All the talk from the left about how absurd it would be for the Supreme Court to invalidate the ACA on commerce clause grounds has made me think about ridiculous Supreme Court reasoning. And when I say ridiculous reasoning, I mean just that; not that I necessarily even object to the outcome of the case, just that I have a hard time keeping a straight face if I have to explain the reasoning to my students.
The penumbras and emanations line from Justice Willioam O. Douglas in Griswold is a perennial favorite, but I think Douglas outdid himself two years earlier in Gray v. Sanders. This was an extremely important case, because it announced the “one person one vote” rule, which soon led the Court to order virtually every state in the union to redistrict its legislature. Moreover, this was hardly an “apolitical” decision, because it forced states to reduce representation for (conservative) rural areas in favor of (liberal) urban areas, consistent with the political interests of the Court’s majority.
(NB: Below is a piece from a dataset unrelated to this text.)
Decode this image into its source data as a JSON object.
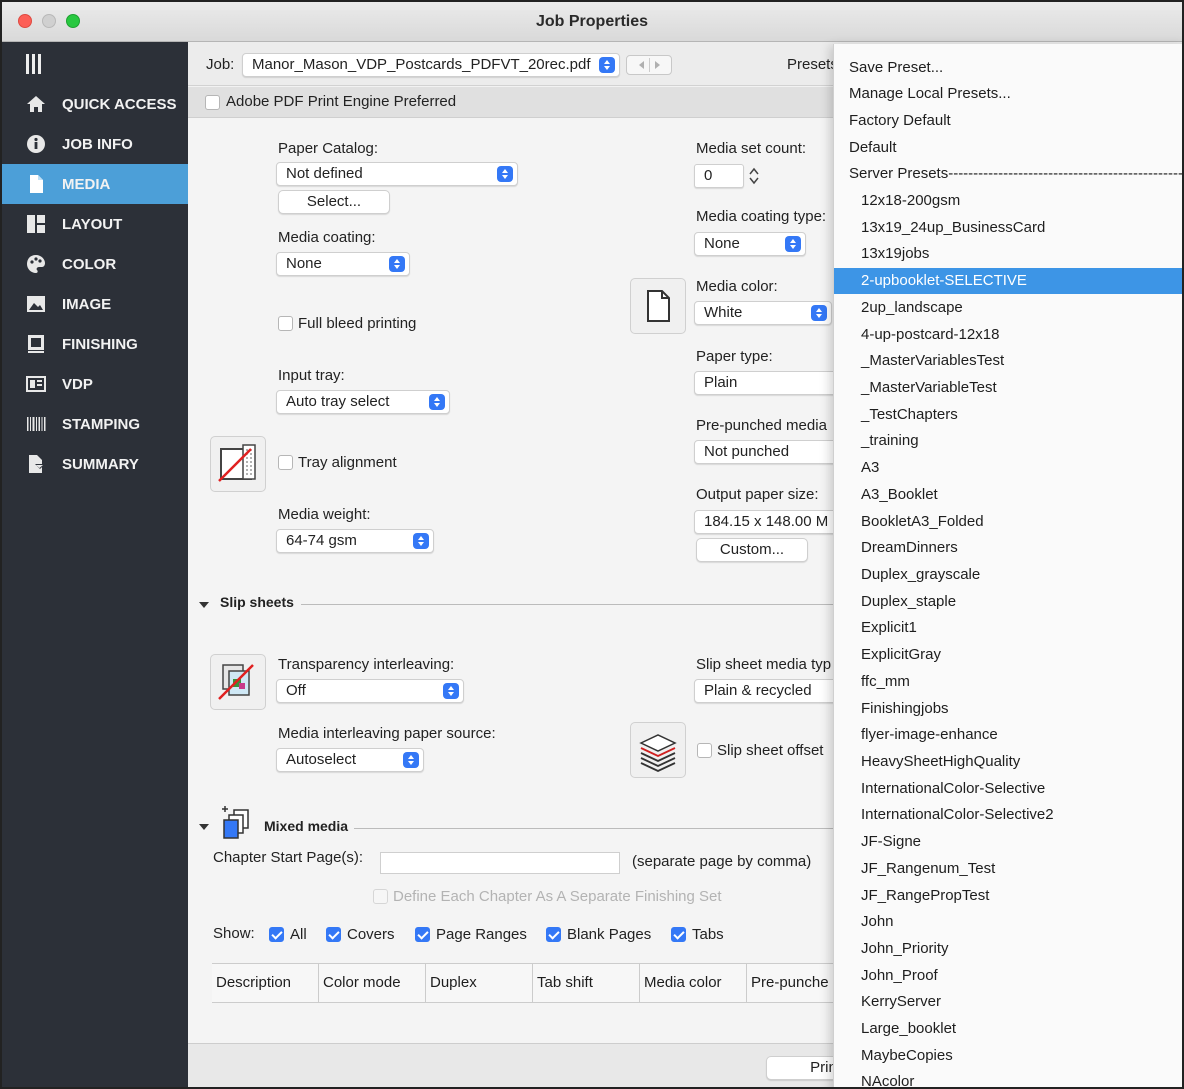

So how did Douglas justify the one-person, one-vote principle, even though no (or maybe almost no) states complied with it previously, and even though the U.S. Senate is obviously not apportioned on that basis? “The conception of political equality from the Declaration of Independence, to Lincoln’s Gettysburg Address, to the Fifteenth, Seventeenth, and Nineteenth Amendments can mean only one thing – one person, one vote.” I kid you not.
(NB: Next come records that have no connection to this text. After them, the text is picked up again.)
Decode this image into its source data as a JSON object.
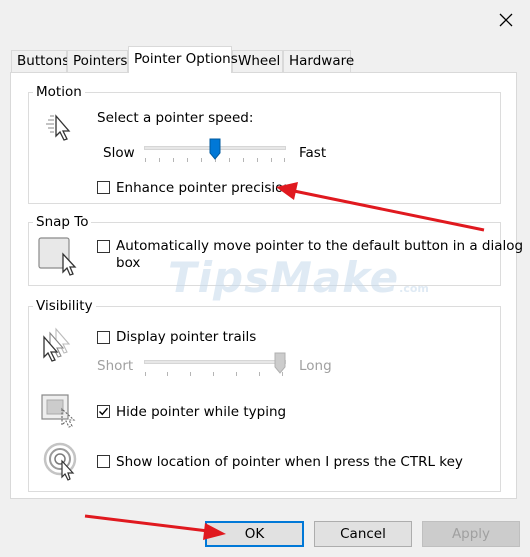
{
  "tabs": [
    {
      "label": "Buttons"
    },
    {
      "label": "Pointers"
    },
    {
      "label": "Pointer Options"
    },
    {
      "label": "Wheel"
    },
    {
      "label": "Hardware"
    }
  ],
  "active_tab": "Pointer Options",
  "motion": {
    "title": "Motion",
    "speed_label": "Select a pointer speed:",
    "slow": "Slow",
    "fast": "Fast",
    "speed_level": 0.5,
    "enhance_label": "Enhance pointer precision",
    "enhance_checked": false
  },
  "snap": {
    "title": "Snap To",
    "auto_label_line1": "Automatically move pointer to the default button in a dialog",
    "auto_label_line2": "box",
    "auto_checked": false
  },
  "visibility": {
    "title": "Visibility",
    "trails_label": "Display pointer trails",
    "trails_checked": false,
    "short": "Short",
    "long": "Long",
    "trail_level": 1.0,
    "hide_label": "Hide pointer while typing",
    "hide_checked": true,
    "ctrl_label": "Show location of pointer when I press the CTRL key",
    "ctrl_checked": false
  },
  "watermark": {
    "main": "TipsMake",
    "suffix": ".com"
  },
  "buttons": {
    "ok": "OK",
    "cancel": "Cancel",
    "apply": "Apply"
  },
  "colors": {
    "accent": "#0078d7",
    "annotation_arrow": "#e0191f"
  },
  "icons": {
    "close": "close-icon",
    "motion": "pointer-speed-icon",
    "snap": "snap-to-icon",
    "trails": "pointer-trails-icon",
    "hide": "hide-pointer-icon",
    "ctrl": "ctrl-locate-icon",
    "check": "checkmark-icon"
  }
}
Readers favorite examples of similar addled reasoning are welcome in the comments.
UPDATE: I can’t pick out one or two lines, but I have to admit not being able to follow the “reasoning” of Justice Holmes in Federal Baseball Club v. National League, 259 U.S. 200 (1922), in which he acknowledges that baseball teams cross state lines to play exhibitions for the purposes of making money, but that this nevertheless does not constitute “interstate commerce” for the purposes of federal antitrust law.
Further UPDATE: Judging from the comments, quite a few VC readers don’t understand the distinction between criticizing a ruling’s reasoning, and criticizing a ruling’s outcome. For example, I think Douglas’s Griswold opinion was quite poorly reasoned, but I don’t have any problem with Goldberg or Harlan’s concurrences, which reached the same result.